Daarom moet er op dit punt ook worden verwezen naar artikel 20, lid 4, van de basiswet, dat ook gegarandeerd eeuwig is, in overeenstemming met artikel 79, lid 3. Dit zegt:
“Alle Duitsers hebben het recht zich te verzetten tegen iedereen die zich ertoe verbindt dit bevel uit te roeien als er geen andere remedie mogelijk is.”
De vaders en moeders van de Basiswet hebben dit artikel ingevoerd zodat weerstand kan voorkomen dat het wordt weggenomen. De enige voorwaarde: er is misschien geen andere remedie mogelijk.
Met de uitspraak van het Federale Grondwettelijk Hof over de Federal Emergency Brake en het besluit dat eenieder die niet is ingeënt of hersteld het Federale Grondwettelijk Hof niet meer mag betreden, heeft de rechterlijke macht bewezen niet bereid te zijn om te pleiten voor de naleving van de basiswet, maar om op te treden als plaatsvervangend agent die dwingende politiek maakt.
Dit komt echter niet als een verrassing, want de voorzitter van het Federale Constitutionele Hof, Stephan Harbarth, is een loyale partijmilitair van de CDU, een lobbyist en is onder twijfelachtige omstandigheden benoemd tot president van het Federale Constitutionele Hof. Iedereen die met bondskanselier Angela Merkel dineert kort voordat ze de politiek van diezelfde regering moeten beoordelen, kan aan hun onafhankelijkheid worden getwijfeld.

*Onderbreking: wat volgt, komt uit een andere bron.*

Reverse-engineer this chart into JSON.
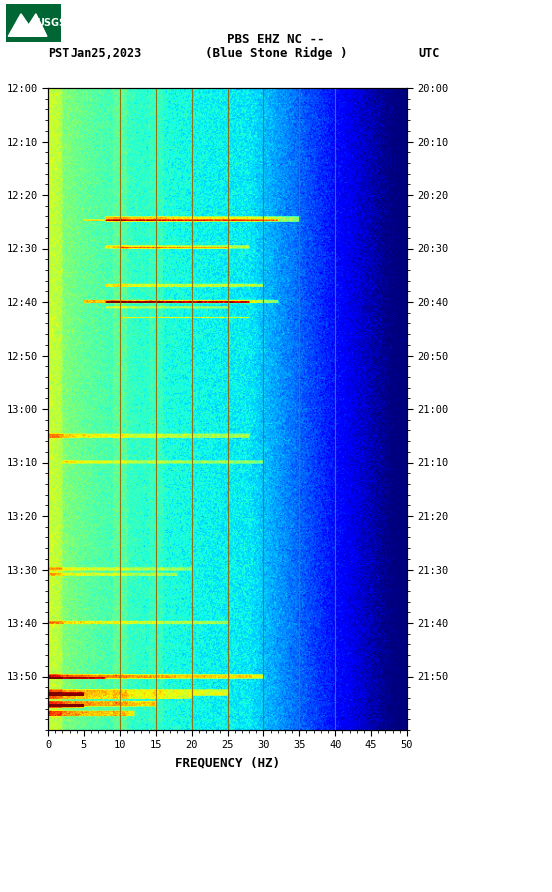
{
  "title_line1": "PBS EHZ NC --",
  "title_line2": "(Blue Stone Ridge )",
  "date_label": "Jan25,2023",
  "left_tz": "PST",
  "right_tz": "UTC",
  "left_times": [
    "12:00",
    "12:10",
    "12:20",
    "12:30",
    "12:40",
    "12:50",
    "13:00",
    "13:10",
    "13:20",
    "13:30",
    "13:40",
    "13:50"
  ],
  "right_times": [
    "20:00",
    "20:10",
    "20:20",
    "20:30",
    "20:40",
    "20:50",
    "21:00",
    "21:10",
    "21:20",
    "21:30",
    "21:40",
    "21:50"
  ],
  "freq_min": 0,
  "freq_max": 50,
  "freq_ticks": [
    0,
    5,
    10,
    15,
    20,
    25,
    30,
    35,
    40,
    45,
    50
  ],
  "xlabel": "FREQUENCY (HZ)",
  "n_time": 600,
  "n_freq": 500,
  "vline_freqs": [
    10,
    15,
    20,
    25,
    30,
    35,
    40
  ],
  "vline_color": "#996600",
  "background_color": "#ffffff",
  "fig_width": 5.52,
  "fig_height": 8.92,
  "dpi": 100
}
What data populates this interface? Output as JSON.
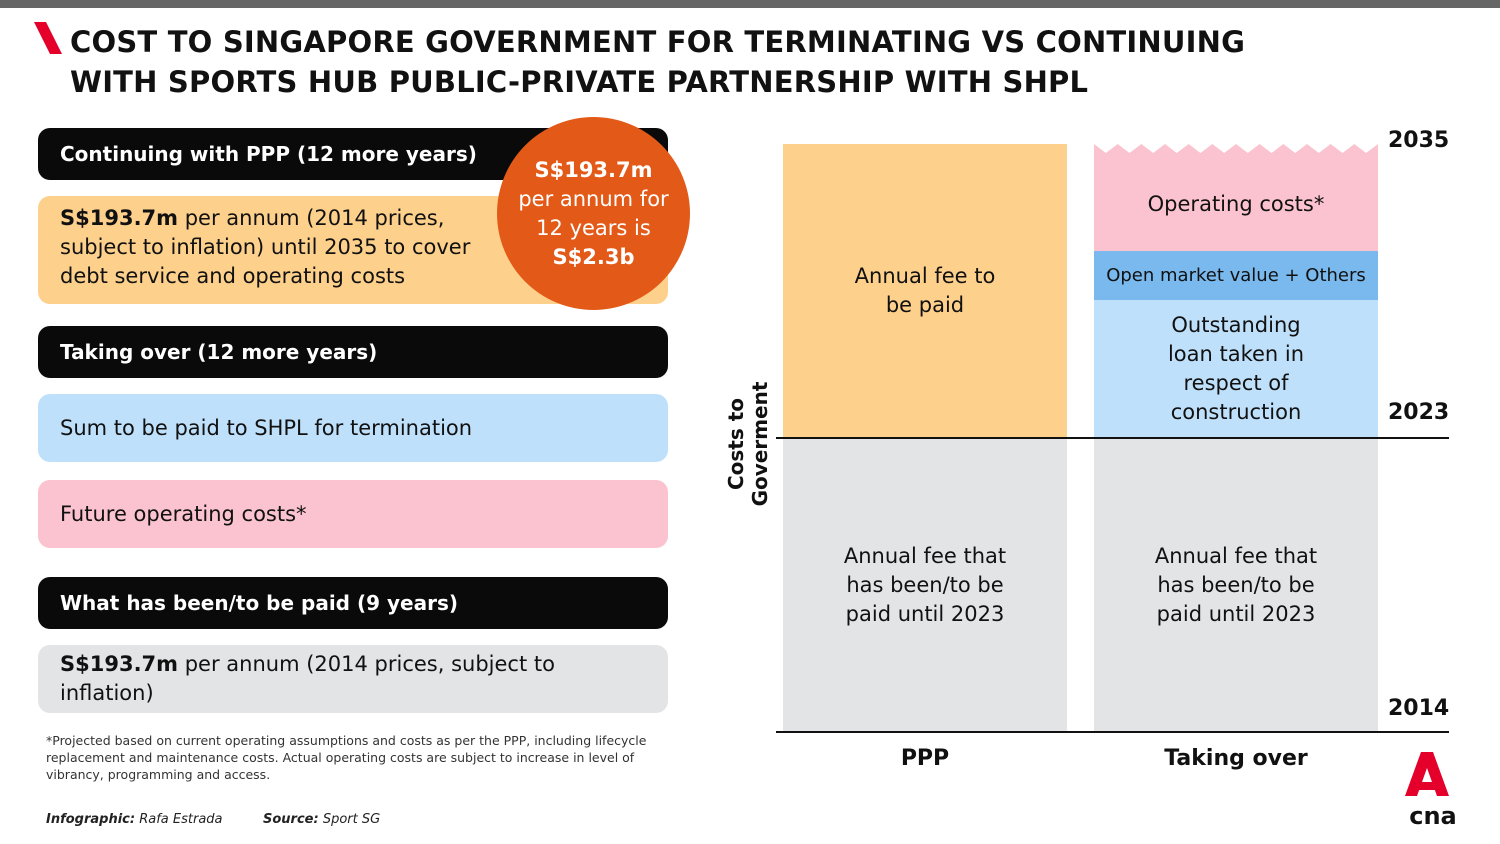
{
  "title": "COST TO SINGAPORE GOVERNMENT FOR TERMINATING VS CONTINUING WITH SPORTS HUB PUBLIC-PRIVATE PARTNERSHIP WITH SHPL",
  "left_panel": {
    "continuing_header": "Continuing with PPP (12 more years)",
    "continuing_amount": "S$193.7m",
    "continuing_text": " per annum (2014 prices, subject to inflation) until 2035 to cover debt service and operating costs",
    "taking_over_header": "Taking over (12 more years)",
    "sum_to_be_paid": "Sum to be paid to SHPL for termination",
    "future_operating": "Future operating costs*",
    "paid_header": "What has been/to be paid (9 years)",
    "paid_amount": "S$193.7m",
    "paid_text": " per annum (2014 prices, subject to inflation)"
  },
  "callout": {
    "line1": "S$193.7m",
    "line2": "per annum for",
    "line3": "12 years is",
    "line4": "S$2.3b"
  },
  "footnote": "*Projected based on current operating assumptions and costs as per the PPP, including lifecycle replacement and maintenance costs. Actual operating costs are subject to increase in level of vibrancy, programming and access.",
  "credits": {
    "infographic_label": "Infographic:",
    "infographic_name": "Rafa Estrada",
    "source_label": "Source:",
    "source_name": "Sport SG"
  },
  "chart": {
    "y_axis_label": "Costs to Goverment",
    "years": {
      "top": "2035",
      "middle": "2023",
      "bottom": "2014"
    },
    "categories": [
      "PPP",
      "Taking over"
    ],
    "ppp_top": "Annual fee to be paid",
    "ppp_bottom": "Annual fee that has been/to be paid until 2023",
    "to_operating": "Operating costs*",
    "to_open_market": "Open market value + Others",
    "to_loan": "Outstanding loan taken in respect of construction",
    "to_bottom": "Annual fee that has been/to be paid until 2023"
  },
  "colors": {
    "orange_fill": "#fdd08b",
    "grey_fill": "#e3e4e6",
    "pink_fill": "#fbc3cf",
    "light_blue_fill": "#bfe0fb",
    "mid_blue_fill": "#79b9ee",
    "callout": "#e35a18",
    "brand_red": "#e4002b"
  },
  "logo": {
    "text": "cna"
  }
}
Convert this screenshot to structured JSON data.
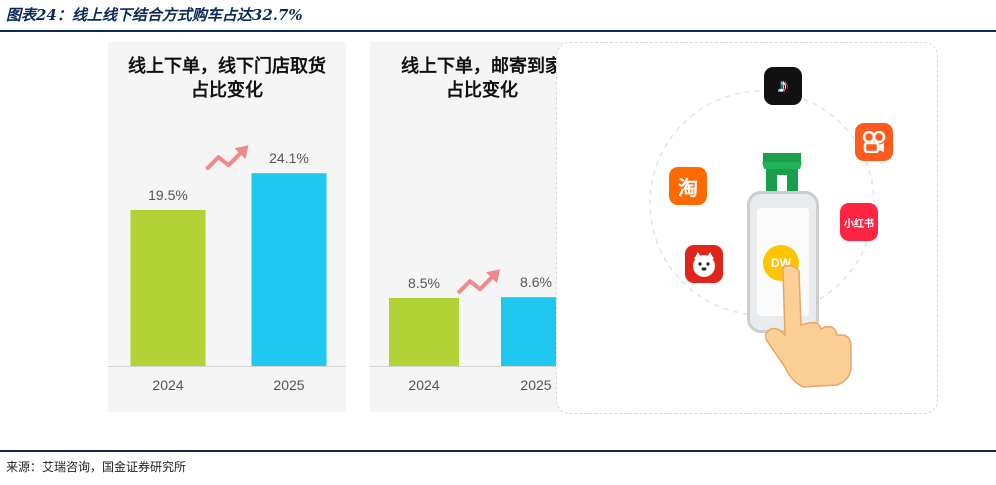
{
  "figure": {
    "title": "图表24：线上线下结合方式购车占达32.7%",
    "source": "来源：艾瑞咨询，国金证券研究所"
  },
  "chart_data": [
    {
      "type": "bar",
      "title": "线上下单，线下门店取货占比变化",
      "categories": [
        "2024",
        "2025"
      ],
      "values": [
        19.5,
        24.1
      ],
      "value_labels": [
        "19.5%",
        "24.1%"
      ],
      "unit": "%",
      "colors": [
        "#b2d235",
        "#1ec8f0"
      ],
      "ylim": [
        0,
        30
      ],
      "grid": false,
      "trend_arrow": "up"
    },
    {
      "type": "bar",
      "title": "线上下单，邮寄到家占比变化",
      "categories": [
        "2024",
        "2025"
      ],
      "values": [
        8.5,
        8.6
      ],
      "value_labels": [
        "8.5%",
        "8.6%"
      ],
      "unit": "%",
      "colors": [
        "#b2d235",
        "#1ec8f0"
      ],
      "ylim": [
        0,
        30
      ],
      "grid": false,
      "trend_arrow": "up"
    }
  ],
  "illustration": {
    "icons": [
      "tiktok-app-icon",
      "kuaishou-app-icon",
      "taobao-app-icon",
      "xiaohongshu-app-icon",
      "jd-app-icon",
      "store-icon",
      "dewu-app-icon",
      "phone-icon",
      "hand-icon"
    ],
    "taobao_glyph": "淘",
    "xiaohongshu_text": "小红书",
    "dewu_text": "DW"
  }
}
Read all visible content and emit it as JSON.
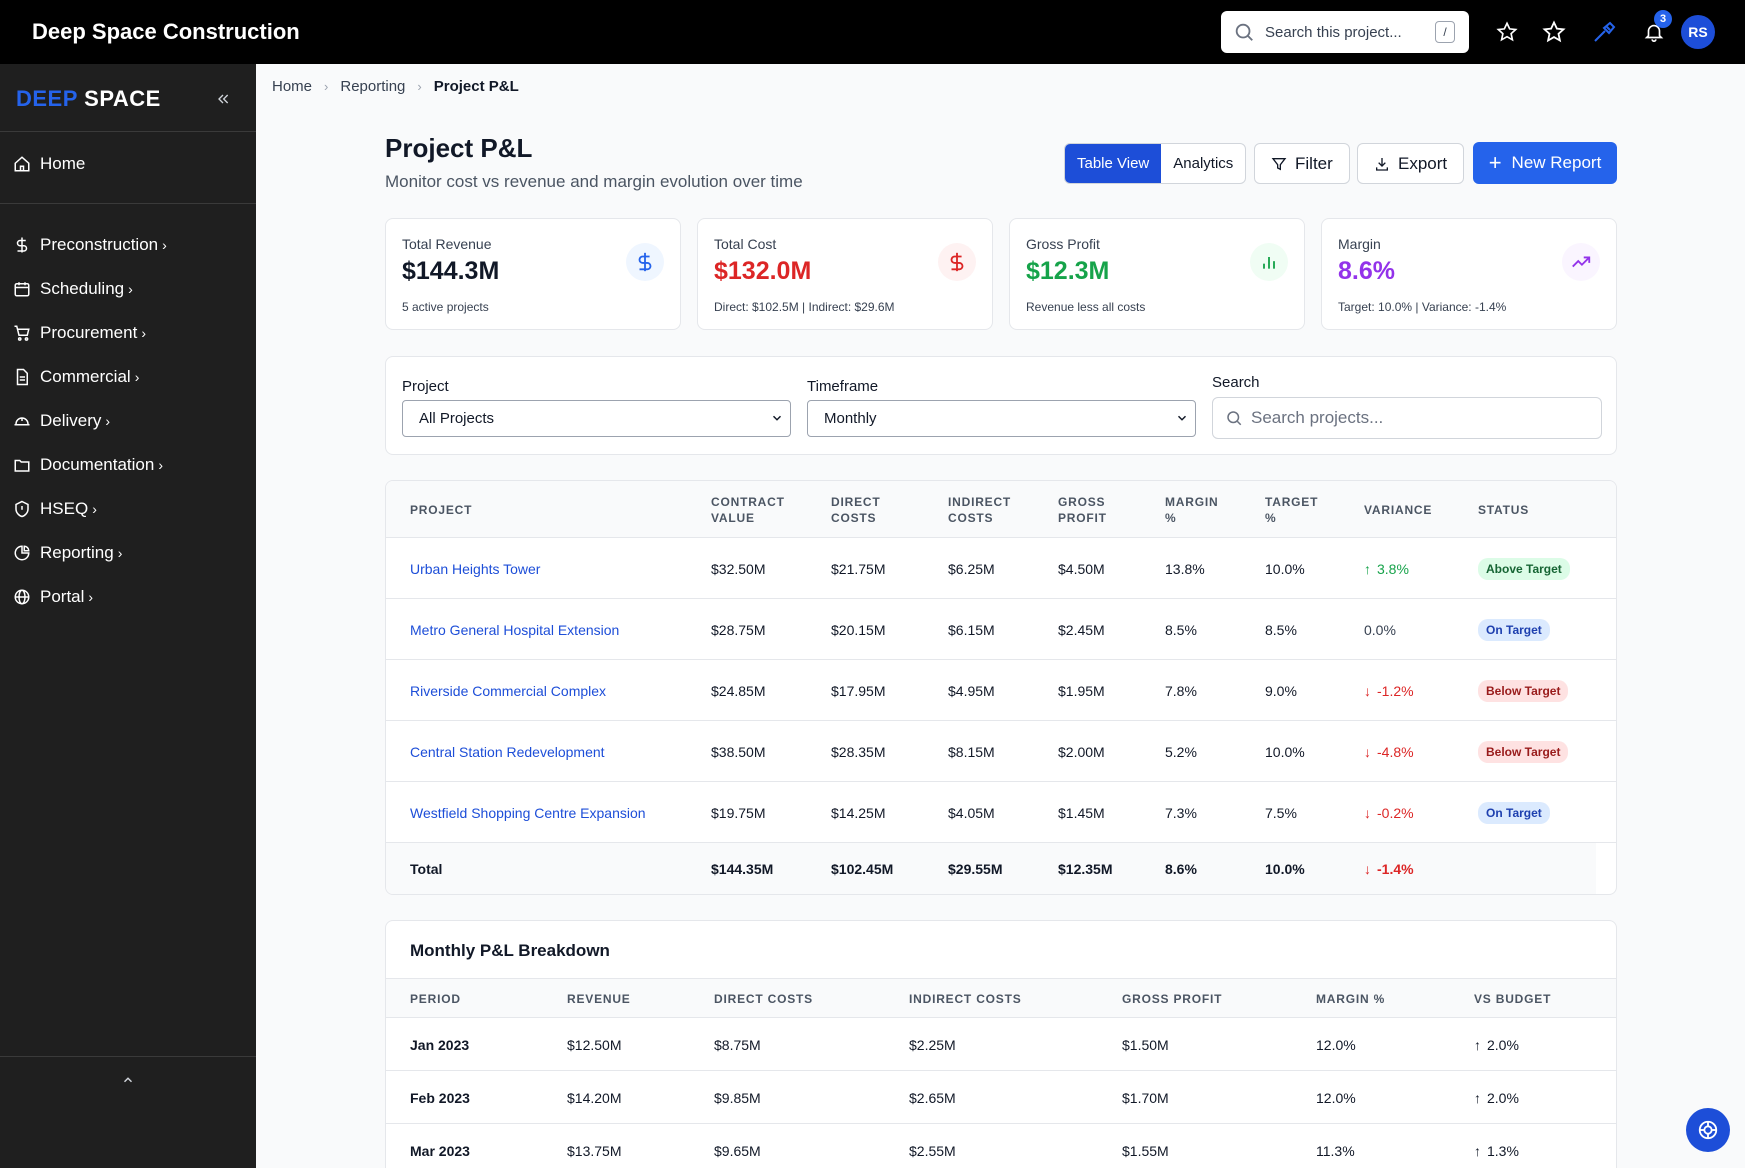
{
  "app": {
    "title": "Deep Space Construction"
  },
  "header": {
    "search_placeholder": "Search this project...",
    "search_shortcut": "/",
    "notification_count": "3",
    "avatar_initials": "RS",
    "colors": {
      "accent": "#2563eb",
      "bar": "#000000"
    },
    "icons": [
      "search-icon",
      "star-icon",
      "star-outline-icon",
      "hammer-icon",
      "bell-icon"
    ]
  },
  "sidebar": {
    "brand_part1": "DEEP",
    "brand_part2": "SPACE",
    "items": [
      {
        "label": "Home",
        "icon": "home-icon",
        "has_chevron": false
      },
      {
        "label": "Preconstruction",
        "icon": "dollar-icon",
        "has_chevron": true
      },
      {
        "label": "Scheduling",
        "icon": "calendar-icon",
        "has_chevron": true
      },
      {
        "label": "Procurement",
        "icon": "cart-icon",
        "has_chevron": true
      },
      {
        "label": "Commercial",
        "icon": "document-icon",
        "has_chevron": true
      },
      {
        "label": "Delivery",
        "icon": "hardhat-icon",
        "has_chevron": true
      },
      {
        "label": "Documentation",
        "icon": "folder-icon",
        "has_chevron": true
      },
      {
        "label": "HSEQ",
        "icon": "shield-icon",
        "has_chevron": true
      },
      {
        "label": "Reporting",
        "icon": "pie-chart-icon",
        "has_chevron": true
      },
      {
        "label": "Portal",
        "icon": "globe-icon",
        "has_chevron": true
      }
    ],
    "chevron": "›"
  },
  "breadcrumb": {
    "items": [
      "Home",
      "Reporting"
    ],
    "current": "Project P&L"
  },
  "page": {
    "title": "Project P&L",
    "subtitle": "Monitor cost vs revenue and margin evolution over time",
    "view_table": "Table View",
    "view_analytics": "Analytics",
    "filter_label": "Filter",
    "export_label": "Export",
    "new_report_label": "New Report",
    "new_report_plus": "+"
  },
  "kpis": [
    {
      "label": "Total Revenue",
      "value": "$144.3M",
      "sub": "5 active projects",
      "color": "#111827",
      "icon": "dollar-icon",
      "icon_bg": "#eff6ff",
      "icon_color": "#2563eb"
    },
    {
      "label": "Total Cost",
      "value": "$132.0M",
      "sub": "Direct: $102.5M | Indirect: $29.6M",
      "color": "#dc2626",
      "icon": "dollar-icon",
      "icon_bg": "#fef2f2",
      "icon_color": "#dc2626"
    },
    {
      "label": "Gross Profit",
      "value": "$12.3M",
      "sub": "Revenue less all costs",
      "color": "#16a34a",
      "icon": "bar-chart-icon",
      "icon_bg": "#f0fdf4",
      "icon_color": "#16a34a"
    },
    {
      "label": "Margin",
      "value": "8.6%",
      "sub": "Target: 10.0% | Variance: -1.4%",
      "color": "#9333ea",
      "icon": "trend-up-icon",
      "icon_bg": "#faf5ff",
      "icon_color": "#9333ea"
    }
  ],
  "filters": {
    "project_label": "Project",
    "project_value": "All Projects",
    "timeframe_label": "Timeframe",
    "timeframe_value": "Monthly",
    "search_label": "Search",
    "search_placeholder": "Search projects..."
  },
  "pl_table": {
    "headers": [
      "PROJECT",
      "CONTRACT VALUE",
      "DIRECT COSTS",
      "INDIRECT COSTS",
      "GROSS PROFIT",
      "MARGIN %",
      "TARGET %",
      "VARIANCE",
      "STATUS"
    ],
    "rows": [
      {
        "project": "Urban Heights Tower",
        "contract": "$32.50M",
        "direct": "$21.75M",
        "indirect": "$6.25M",
        "gross": "$4.50M",
        "margin": "13.8%",
        "target": "10.0%",
        "variance": "3.8%",
        "trend": "up",
        "status": "Above Target",
        "status_bg": "#dcfce7",
        "status_color": "#166534"
      },
      {
        "project": "Metro General Hospital Extension",
        "contract": "$28.75M",
        "direct": "$20.15M",
        "indirect": "$6.15M",
        "gross": "$2.45M",
        "margin": "8.5%",
        "target": "8.5%",
        "variance": "0.0%",
        "trend": "none",
        "status": "On Target",
        "status_bg": "#dbeafe",
        "status_color": "#1e40af"
      },
      {
        "project": "Riverside Commercial Complex",
        "contract": "$24.85M",
        "direct": "$17.95M",
        "indirect": "$4.95M",
        "gross": "$1.95M",
        "margin": "7.8%",
        "target": "9.0%",
        "variance": "-1.2%",
        "trend": "down",
        "status": "Below Target",
        "status_bg": "#fee2e2",
        "status_color": "#991b1b"
      },
      {
        "project": "Central Station Redevelopment",
        "contract": "$38.50M",
        "direct": "$28.35M",
        "indirect": "$8.15M",
        "gross": "$2.00M",
        "margin": "5.2%",
        "target": "10.0%",
        "variance": "-4.8%",
        "trend": "down",
        "status": "Below Target",
        "status_bg": "#fee2e2",
        "status_color": "#991b1b"
      },
      {
        "project": "Westfield Shopping Centre Expansion",
        "contract": "$19.75M",
        "direct": "$14.25M",
        "indirect": "$4.05M",
        "gross": "$1.45M",
        "margin": "7.3%",
        "target": "7.5%",
        "variance": "-0.2%",
        "trend": "down",
        "status": "On Target",
        "status_bg": "#dbeafe",
        "status_color": "#1e40af"
      }
    ],
    "total": {
      "label": "Total",
      "contract": "$144.35M",
      "direct": "$102.45M",
      "indirect": "$29.55M",
      "gross": "$12.35M",
      "margin": "8.6%",
      "target": "10.0%",
      "variance": "-1.4%",
      "trend": "down"
    }
  },
  "monthly": {
    "title": "Monthly P&L Breakdown",
    "headers": [
      "PERIOD",
      "REVENUE",
      "DIRECT COSTS",
      "INDIRECT COSTS",
      "GROSS PROFIT",
      "MARGIN %",
      "VS BUDGET"
    ],
    "rows": [
      {
        "period": "Jan 2023",
        "revenue": "$12.50M",
        "direct": "$8.75M",
        "indirect": "$2.25M",
        "gross": "$1.50M",
        "margin": "12.0%",
        "vs_budget": "2.0%",
        "trend": "up"
      },
      {
        "period": "Feb 2023",
        "revenue": "$14.20M",
        "direct": "$9.85M",
        "indirect": "$2.65M",
        "gross": "$1.70M",
        "margin": "12.0%",
        "vs_budget": "2.0%",
        "trend": "up"
      },
      {
        "period": "Mar 2023",
        "revenue": "$13.75M",
        "direct": "$9.65M",
        "indirect": "$2.55M",
        "gross": "$1.55M",
        "margin": "11.3%",
        "vs_budget": "1.3%",
        "trend": "up"
      }
    ]
  }
}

Het wordt dus tijd dat wij mensen onze grondrechten terugnemen. Grondrechten zijn verdedigingsrechten tegen de staat en zijn daarom inherent aan ieder mens. Ze kunnen niet worden toegekend of onderworpen aan voorwaarden door een staat. Men hoeft ze niet te “vaccineren”, maar krijgt ze, of de staat en zijn autoriteiten dit nu willen erkennen of niet. Dus als we willen dat de toekomst de moeite waard is om te leven, vrij en vredig, dan moeten we eerst opkomen voor onze basisrechten, vooral onze waardigheid. Want ja: de menselijke waardigheid is onschendbaar.